On top of that, few teams will be excited about having one of, if not the worst defender in the league in left field every day. If that is true, he is limited to a team who can put him at DH consistently and limit the damage caused by Raul playing in the field everyday.
Then perhaps the biggest factor is that the Mariners will not want to trade Raul, and he probably doesn’t want to leave. For whatever reason, the organization seems to be very high on him, both on and off the field. It would be a huge blow to the team and the fan base if he were traded, especially if it means getting a nobody prospect in return.
It is safe to say Raul isn’t going anywhere. I just hope he finishes out the year, and then retires or goes elsewhere. He isn’t going to repeat this performance.
Lastly, there is Michael Morse. Morse got off to a hot start to the season, but has faltered since then, while battling injuries. He has been on the DL since the end of June, and just now began a rehab stint in Tacoma.

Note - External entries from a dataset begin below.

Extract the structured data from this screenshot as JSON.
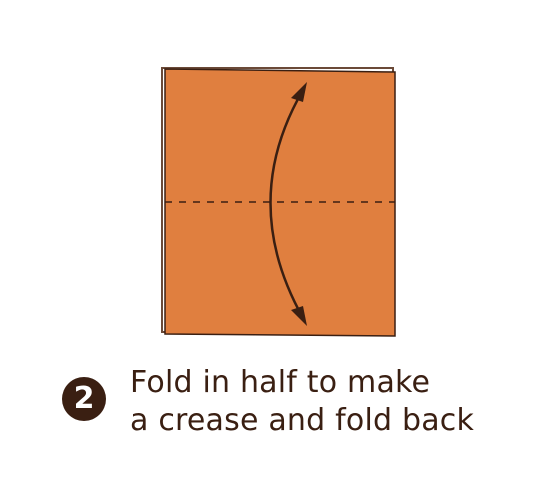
{
  "step": {
    "number": "2",
    "lines": [
      "Fold in half to make",
      "a crease and fold back"
    ]
  },
  "colors": {
    "paper": "#e07f3f",
    "outline": "#3a1f12",
    "back_layer": "#6b4a38",
    "text": "#3a1f12",
    "badge": "#3a1f12"
  }
}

To this point in the year, he has hit .251/.313/.454 with 11 home runs in 56 games. 8 of those home runs came in April, and he hasn’t hit one since May, when he had three for the month. Nagging injuries have likely played a part in his struggles, but I also think he just isn’t quite as good as we had hoped.
Because of his lack of a position and future with the team, he is the most disposable, and in turn most likely trade candidate of the three. However, if he doesn’t get back on the field and show that he is healthy and productive, no one will want to take the risk of trading for him.
He may be a waiver trade candidate in August if the team feels they can do without him and he plays well enough (and often enough) to garner some interest and up his value. Right now, in the off chance he is moved before the deadline, he probably wouldn’t bring back much either.
Overall, it doesn’t look like any of the three will be moving unless some drastic changes occur in the coming days. The team has been successful lately, and Jack hasn’t shown signs of wanting to sell. They will probably end up staying put for the most part and seeing how far this team and its mix of young and old talent can go in the second half. The playoffs are unlikely, but even a .500 finish looks a lot better than giving up on the season.